Similarly, making a Wi-Fi hotspot from your cell phone data plan works well for some, especially on an unlimited data plan. Due to the sometimes slow connection, I generally turn to my cell phone hotspot only as a last resort in a pinch.
For remote workers who need access to traditional envelope-and-stamp mail, don’t fret: There are options to access this as well. I’ve used a mail forwarding service for most of my time on the road. The service provides me with a real address (not a P.O. box number) where people send my mail, and then I can schedule forwarding shipments to any address of my choosing (like a local P.O. box or a friend’s house) at any time.
An Ever-Growing Growing Network
Many people ask me if working as a location-independent freelancer is, well, lonely. The truth: It can be isolating at times, but it certainly doesn’t have to be.
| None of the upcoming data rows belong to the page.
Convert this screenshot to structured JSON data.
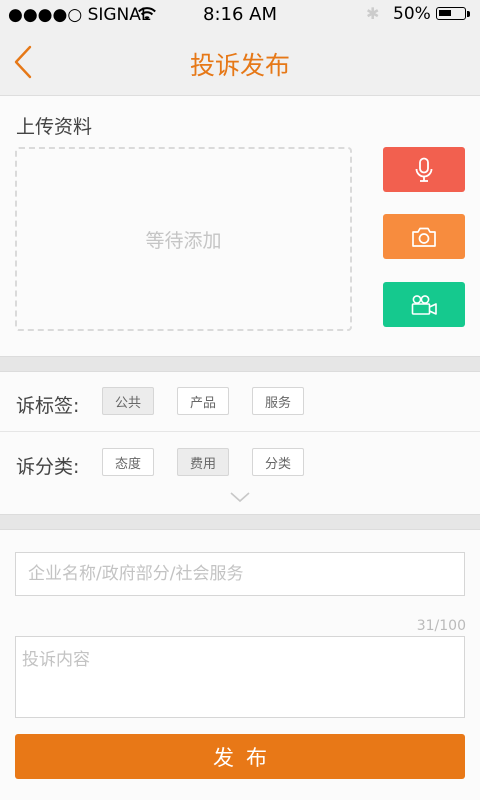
{
  "status_bar": {
    "carrier": "●●●●○ SIGNAL",
    "time": "8:16 AM",
    "bluetooth": "✱",
    "battery_percent": "50%",
    "battery_level": 0.5
  },
  "nav": {
    "title": "投诉发布",
    "back_icon": "chevron-left-icon",
    "accent_color": "#e67817"
  },
  "upload": {
    "label": "上传资料",
    "dropzone_text": "等待添加",
    "buttons": [
      {
        "name": "record-audio-button",
        "icon": "microphone-icon",
        "color": "#f2604f"
      },
      {
        "name": "take-photo-button",
        "icon": "camera-icon",
        "color": "#f78c3e"
      },
      {
        "name": "record-video-button",
        "icon": "video-camera-icon",
        "color": "#15c98e"
      }
    ]
  },
  "tags": {
    "label_tags": "诉标签:",
    "tag_options": [
      {
        "label": "公共",
        "selected": true
      },
      {
        "label": "产品",
        "selected": false
      },
      {
        "label": "服务",
        "selected": false
      }
    ],
    "label_category": "诉分类:",
    "category_options": [
      {
        "label": "态度",
        "selected": false
      },
      {
        "label": "费用",
        "selected": true
      },
      {
        "label": "分类",
        "selected": false
      }
    ],
    "expand_icon": "chevron-down-icon"
  },
  "form": {
    "target_placeholder": "企业名称/政府部分/社会服务",
    "counter": "31/100",
    "content_placeholder": "投诉内容",
    "publish_label": "发布",
    "publish_color": "#e87817"
  }
}
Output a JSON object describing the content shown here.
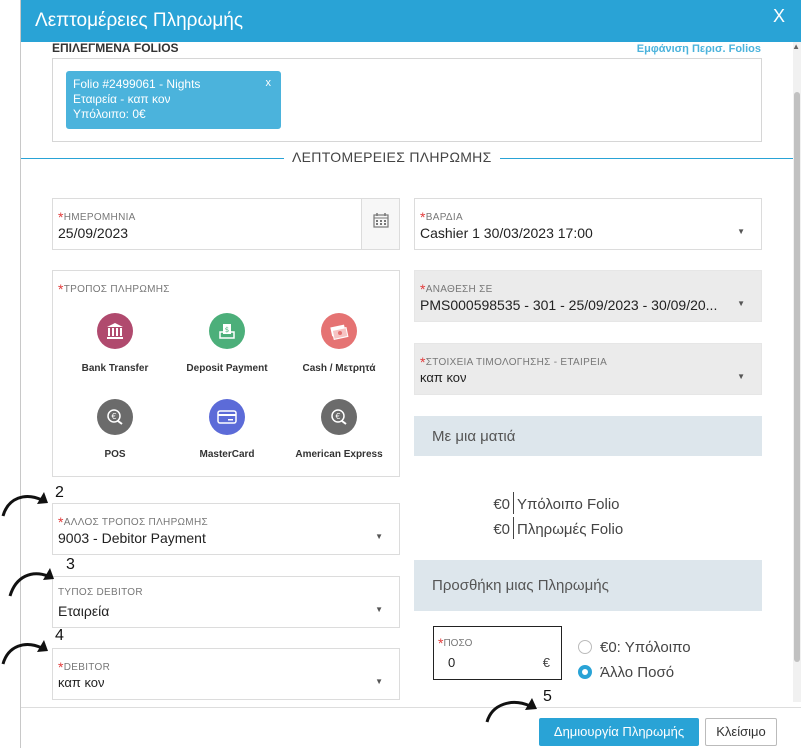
{
  "header": {
    "title": "Λεπτομέρειες Πληρωμής",
    "close_label": "X"
  },
  "folios": {
    "label": "ΕΠΙΛΕΓΜΕΝΑ FOLIOS",
    "show_more": "Εμφάνιση Περισ. Folios",
    "chip": {
      "line1": "Folio #2499061 - Nights",
      "line2": "Εταιρεία - καπ κον",
      "line3": "Υπόλοιπο: 0€",
      "remove": "x"
    }
  },
  "section_title": "ΛΕΠΤΟΜΕΡΕΙΕΣ ΠΛΗΡΩΜΗΣ",
  "required_mark": "*",
  "date_field": {
    "label": "ΗΜΕΡΟΜΗΝΙΑ",
    "value": "25/09/2023",
    "icon": "calendar-icon"
  },
  "shift_field": {
    "label": "ΒΑΡΔΙΑ",
    "value": "Cashier 1 30/03/2023 17:00"
  },
  "payment_methods": {
    "label": "ΤΡΟΠΟΣ ΠΛΗΡΩΜΗΣ",
    "items": [
      {
        "label": "Bank Transfer",
        "icon": "bank-icon",
        "color": "#b04a6e"
      },
      {
        "label": "Deposit Payment",
        "icon": "deposit-icon",
        "color": "#4caf7a"
      },
      {
        "label": "Cash / Μετρητά",
        "icon": "cash-icon",
        "color": "#e57373"
      },
      {
        "label": "POS",
        "icon": "euro-coin-icon",
        "color": "#6b6b6b"
      },
      {
        "label": "MasterCard",
        "icon": "credit-card-icon",
        "color": "#5c6bd8"
      },
      {
        "label": "American Express",
        "icon": "euro-coin-icon",
        "color": "#6b6b6b"
      }
    ]
  },
  "assign_field": {
    "label": "ΑΝΑΘΕΣΗ ΣΕ",
    "value": "PMS000598535 - 301 - 25/09/2023 - 30/09/20..."
  },
  "invoice_field": {
    "label": "ΣΤΟΙΧΕΙΑ ΤΙΜΟΛΟΓΗΣΗΣ - ΕΤΑΙΡΕΙΑ",
    "value": "καπ κον"
  },
  "other_method_field": {
    "label": "ΑΛΛΟΣ ΤΡΟΠΟΣ ΠΛΗΡΩΜΗΣ",
    "value": "9003 - Debitor Payment"
  },
  "debitor_type_field": {
    "label": "ΤΥΠΟΣ DEBITOR",
    "value": "Εταιρεία"
  },
  "debitor_field": {
    "label": "DEBITOR",
    "value": "καπ κον"
  },
  "glance": {
    "title": "Με μια ματιά",
    "rows": [
      {
        "amount": "€0",
        "label": "Υπόλοιπο Folio"
      },
      {
        "amount": "€0",
        "label": "Πληρωμές Folio"
      }
    ]
  },
  "add_payment": {
    "title": "Προσθήκη μιας Πληρωμής",
    "amount_label": "ΠΟΣΟ",
    "amount_value": "0",
    "currency": "€",
    "radio_remaining": "€0: Υπόλοιπο",
    "radio_other": "Άλλο Ποσό",
    "selected": "other"
  },
  "buttons": {
    "create": "Δημιουργία Πληρωμής",
    "close": "Κλείσιμο"
  },
  "annotations": [
    "2",
    "3",
    "4",
    "5"
  ],
  "colors": {
    "accent": "#29a3d6",
    "panel": "#dde6ec",
    "required": "#e23b3b"
  }
}
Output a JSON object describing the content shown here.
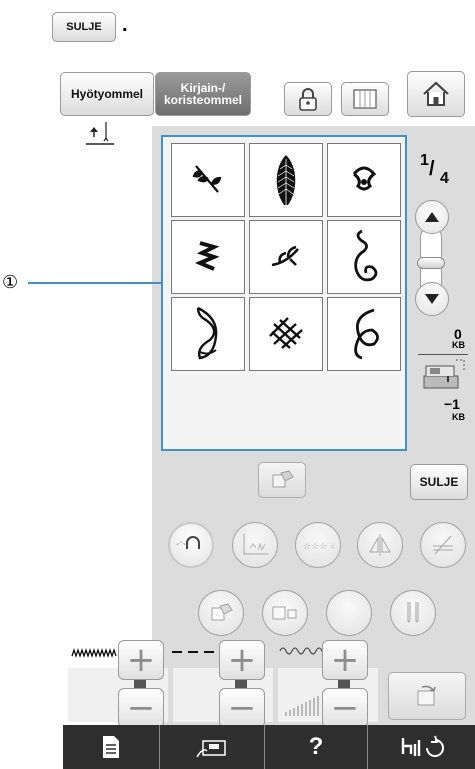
{
  "intro": {
    "button": "SULJE",
    "period": "."
  },
  "header": {
    "tab_utility": "Hyötyommel",
    "tab_character_line1": "Kirjain-/",
    "tab_character_line2": "koristeommel"
  },
  "callout": "①",
  "page": {
    "num": "1",
    "den": "4"
  },
  "memory": {
    "top_value": "0",
    "top_unit": "KB",
    "bottom_value": "−1",
    "bottom_unit": "KB"
  },
  "close_button": "SULJE",
  "bottom_tabs": {
    "help": "?"
  },
  "icons": {
    "lock": "padlock-icon",
    "sheet": "page-icon",
    "home": "home-icon",
    "scroll_up": "up-arrow-icon",
    "scroll_down": "down-arrow-icon",
    "machine": "sewing-machine-icon"
  },
  "colors": {
    "highlight": "#3d93c9",
    "panel": "#dcdcdc",
    "tabbar": "#2e2e2e"
  }
}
Within a few months of working and living on the road, I realized that I was far from alone. As soon as I stay in a place for more than a few days, I often start seeing familiar faces at the coffee shop or library. Chatting up these fellow remote workers, I’ve connected with a vibrant community of like-minded professionals working in my field and even in my industry. On top of that, an untethered life affords more flexibility to attend networking and industry events across the country that can enrich your remote working life.
Live, Work, and Travel: Striking a Balance
Millennials have demonstrated that we don’t want to wait for retirement or settle for weekend getaways in order to travel. Balancing the desire for extended travel with a career no longer means choosing one or the other exclusively. Working while living on the road can be the ticket to a lifestyle of unique experiences—desperate Wi-Fi searching and all.